Now people have this new chip that should be able to do all of this fancy stuff, and what do they do with it? They send twitter messages. For a few months. Then it gets pitched in favor of the next generation device, which is really just a way to recoup all of the losses around the errata on all of the technology bits used in the first run.

Sad.

But think where we can go from here. If you feed me an apple, I can metabolize it into energy (and optionally store it) then use that energy to do an amazing number of things. I could build a house. I could write a sonnet (not a very good one, though). I could write long papers on the social importance of Mork and Mindy. I could write useless blog posts.

Feed an apple to technology, any technology, today, and what do you get? Nothing. It’ll rot on top of any MIPS processor you place it on. About the only thing it’ll do is mush and short circuit the board, causing complete and usually irrevocable failure.

Want to get fancy? Feed the apple to an energy conversion technology like a biomass converter. Then you can convert the apple into a suboptimal amount of current that can be fed to a computer. And what will the computer do with it that’s so magical? Not much - really, all they do is ever-more-modern-and-fancy methods of loading memory addresses and performing simple operations on the contents. They can’t comprehend the depth of Robin Williams on cocaine.

There’s something really fundamentally wrong here, but the lesson in the end is that what we have today is complete crap when it comes to technology. There’s a long way to go, and if RTLinux was worth 10M, just think what a fruit-powered sonnet generator is worth!

And now, your moment of zen.

100/barrel by end of 08?

Sunday, October 7th, 2007

Rumored here.

Neat. Combine unstable and expensive energy supplies with a weak dollar and we can:

a. Make a serious push for other energy sources.

b. Learn to do things for ourselves again. You know, make stuff here using our now-cheaper US labor. (We did make things, once upon a time. It wasn’t always like this.)

Ideally, it’d be good to do both, if possible. Looking around sometimes, though, it’s hard to imagine many of the people around you as productive economic contributors. Consumers? Sure. But consumption without production only works as long as the credit line holds out. I didn’t live through the depression, but sometimes I think it would be a good thing for this place to go through something like that again. Reset mentalities a bit.

There’s a lot more that could happen in the next few years aside from the above 2 options, but those would be good things to do to solve some of the core problems facing the country. Dedicate a few areas of high desert to Stirling Energy and we can get at least a large jump on breaking the oil addiction. (I’m partial for being connected to them via FSMLabs/New Mexico.)

With oil rising and the dollar dropping, unless the labor markets really can capitalize on the labor costs (are markets really that efficent?) it seems like we are heading for a recession.

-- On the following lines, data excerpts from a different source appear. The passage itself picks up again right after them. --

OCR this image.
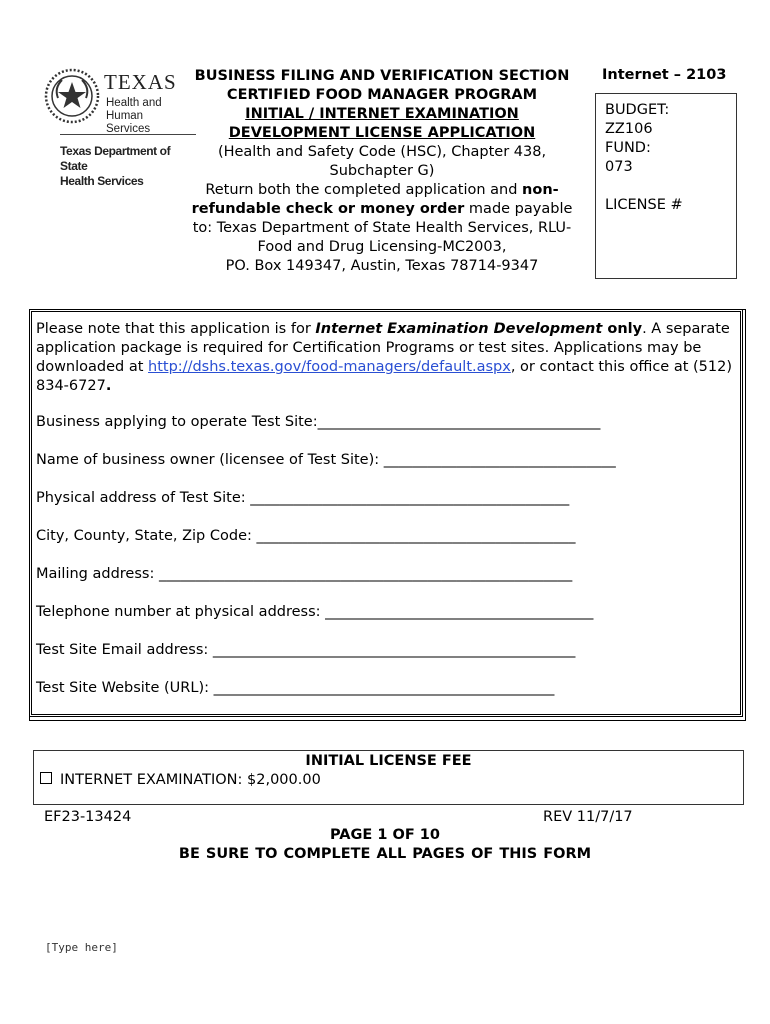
TEXAS
Health and Human
Services
Texas Department of State
Health Services
BUSINESS FILING AND VERIFICATION SECTION
CERTIFIED FOOD MANAGER PROGRAM
INITIAL / INTERNET EXAMINATION
DEVELOPMENT LICENSE APPLICATION
(Health and Safety Code (HSC), Chapter 438,
Subchapter G)
Return both the completed application and non-
refundable check or money order made payable
to: Texas Department of State Health Services, RLU-
Food and Drug Licensing-MC2003,
PO. Box 149347, Austin, Texas 78714-9347
Internet – 2103
BUDGET:
ZZ106
FUND:
073
LICENSE #
Please note that this application is for Internet Examination Development only. A separate application package is required for Certification Programs or test sites. Applications may be downloaded at http://dshs.texas.gov/food-managers/default.aspx, or contact this office at (512) 834-6727.
Business applying to operate Test Site:_______________________________________
Name of business owner (licensee of Test Site): ________________________________
Physical address of Test Site: ____________________________________________
City, County, State, Zip Code: ____________________________________________
Mailing address: _________________________________________________________
Telephone number at physical address: _____________________________________
Test Site Email address: __________________________________________________
Test Site Website (URL): _______________________________________________
INITIAL LICENSE FEE
INTERNET EXAMINATION: $2,000.00
EF23-13424	REV 11/7/17
PAGE 1 OF 10
BE SURE TO COMPLETE ALL PAGES OF THIS FORM
[Type here]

I’ll guess the measurable indicators will be coming in July or so, after the rest of the mortgage ARM peaks settle out and the rest of the housing crunch hits the consumer. It has to come sooner or later - constant growth with finite resources doesn’t hold up forever, politically or physically.

We have the potential to become a leader again rather than just the big fat elephant in the room. The US used to be able to innovate, and if we don’t dig ourselves out of this energy mess, I don’t think we’ll ever get there again.